Como o próprio AQNO define, é um projeto que segue uma vertente Pop-Amazônica-Psicodélica, justamente por ser uma mistura de manifestações musicais tão enraizadas no sudeste paraense. Tanto single quanto videoclipe foram gravados e produzidos em São Luís (MA) e têm elementos latinos, como metais e uma pitada da guitarrada amazônica. “Marabá é um lugar completamente atravessado pela relação entre Pará e Maranhão e fizemos em Desaglomerô um casamento intuitivo de dois gêneros populares desses estados. Posso citar como referência artistas clássicos do brega paraense, como Wanderley Andrade, Banda Calypso e Companhia do Calypso e do reggae maranhense, como a banda Reprise”, avalia.
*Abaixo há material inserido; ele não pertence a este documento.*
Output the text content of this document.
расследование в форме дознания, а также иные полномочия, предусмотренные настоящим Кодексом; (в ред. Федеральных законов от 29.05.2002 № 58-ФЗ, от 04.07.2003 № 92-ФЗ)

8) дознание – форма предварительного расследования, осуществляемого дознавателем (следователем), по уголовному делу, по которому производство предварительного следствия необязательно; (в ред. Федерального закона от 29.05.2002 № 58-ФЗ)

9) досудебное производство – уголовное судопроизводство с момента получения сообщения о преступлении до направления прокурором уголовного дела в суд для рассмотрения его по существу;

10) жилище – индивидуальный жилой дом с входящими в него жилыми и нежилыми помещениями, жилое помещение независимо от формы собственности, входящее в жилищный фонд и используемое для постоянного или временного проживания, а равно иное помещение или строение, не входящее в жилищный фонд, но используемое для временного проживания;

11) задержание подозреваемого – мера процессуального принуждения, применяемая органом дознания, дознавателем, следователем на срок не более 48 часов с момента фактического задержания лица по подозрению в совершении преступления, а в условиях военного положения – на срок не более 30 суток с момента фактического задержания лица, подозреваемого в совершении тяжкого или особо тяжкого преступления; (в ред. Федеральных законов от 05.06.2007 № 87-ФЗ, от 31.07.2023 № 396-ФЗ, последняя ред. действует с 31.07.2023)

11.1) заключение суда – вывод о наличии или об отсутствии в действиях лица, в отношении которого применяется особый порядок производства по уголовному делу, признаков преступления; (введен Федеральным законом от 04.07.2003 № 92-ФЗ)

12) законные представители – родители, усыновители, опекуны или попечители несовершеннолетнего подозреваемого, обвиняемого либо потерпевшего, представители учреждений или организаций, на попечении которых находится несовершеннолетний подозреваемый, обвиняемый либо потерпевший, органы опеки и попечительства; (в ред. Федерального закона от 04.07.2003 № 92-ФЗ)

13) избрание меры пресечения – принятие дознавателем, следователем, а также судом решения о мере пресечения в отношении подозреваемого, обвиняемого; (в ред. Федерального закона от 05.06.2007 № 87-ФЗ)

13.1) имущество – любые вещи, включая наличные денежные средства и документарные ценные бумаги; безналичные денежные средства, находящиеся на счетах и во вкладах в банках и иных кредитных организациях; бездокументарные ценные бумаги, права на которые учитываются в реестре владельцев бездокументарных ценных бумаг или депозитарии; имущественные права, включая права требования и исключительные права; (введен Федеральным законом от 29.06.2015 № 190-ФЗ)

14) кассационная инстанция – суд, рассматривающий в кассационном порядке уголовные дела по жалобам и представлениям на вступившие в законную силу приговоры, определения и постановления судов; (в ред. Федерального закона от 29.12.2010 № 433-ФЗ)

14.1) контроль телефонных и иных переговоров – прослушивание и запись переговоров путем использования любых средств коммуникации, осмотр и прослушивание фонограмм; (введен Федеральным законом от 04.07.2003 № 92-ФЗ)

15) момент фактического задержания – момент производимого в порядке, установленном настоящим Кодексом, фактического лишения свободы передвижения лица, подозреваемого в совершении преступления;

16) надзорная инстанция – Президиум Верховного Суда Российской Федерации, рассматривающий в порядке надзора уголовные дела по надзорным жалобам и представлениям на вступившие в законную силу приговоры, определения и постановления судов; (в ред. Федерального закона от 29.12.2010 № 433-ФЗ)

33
“Desaglomerô” tem produção musical do multi-instrumentista Sandoval Filho, que também assumiu guitarra, bateria, contrabaixo, teclado e programações do trabalho, que também tem participações dos músicos Derkian Monteiro, Sarah Byancci e Thalysson Nicolas nos metais, com gravações no BlackRoom Studio (São Luís/MA).

O Álbum

O single “Desaglomerô” é um mostra do que vem por aí no álbum “O Retorno de Saturno”, álbum de estreia de AQNO. Todo o contexto astrológico do videoclipe está presente na essência do álbum, outra característica que acompanha AQNO inclusive nas ruas relações pessoais. “Aproveitando o momento de caos em meio à pandemia em que compus ‘Desaglomerô’, decidimos conectar o roteiro do videoclipe ao tema do álbum e criar uma atmosfera de ansiedade e solidão, na qual o personagem é afetado pelo contato com seres saturninos, representando o retorno de saturno, passando por esse processo de metamorfose”, conta AQNO. O trabalho trará 11 canções autorais e tem previsão de lançamento para 24 de setembro. Os projetos foram viabilizados por meio da Lei Aldir Blanc, da Secretaria de Estado de Cultura do Pará (Secult/PA).

O artista

Natural de Gurupi (TO), Diego Aquino tem na cidade de Marabá (PA) o seu berço artístico. Vivendo na cidade há 17 anos, o artista tem construído uma trajetória de sucesso com apresentações em casas noturnas, festivais de música e grande eventos. Hoje, com 33 anos de idade, AQNO também tem assumido cada vez mais um protagonismo sócio-político no meio artístico. Enquanto homem gay, vivendo com HIV há seis anos, ele usa sua voz e visibilidade para desmistificar esses e outros assuntos com seu público. Seu trabalho tem traços marcantes de referências como Lenine, Elis Regina, Clara Nunes, Caetano Veloso, Secos e Molhados e Novos Baianos, até lendários artistas paraenses como Fafá de Belém, Wanderley Andrade, Companhia do Calypso, além de artistas internacionais como A-ha, Queen e Michael Jackson.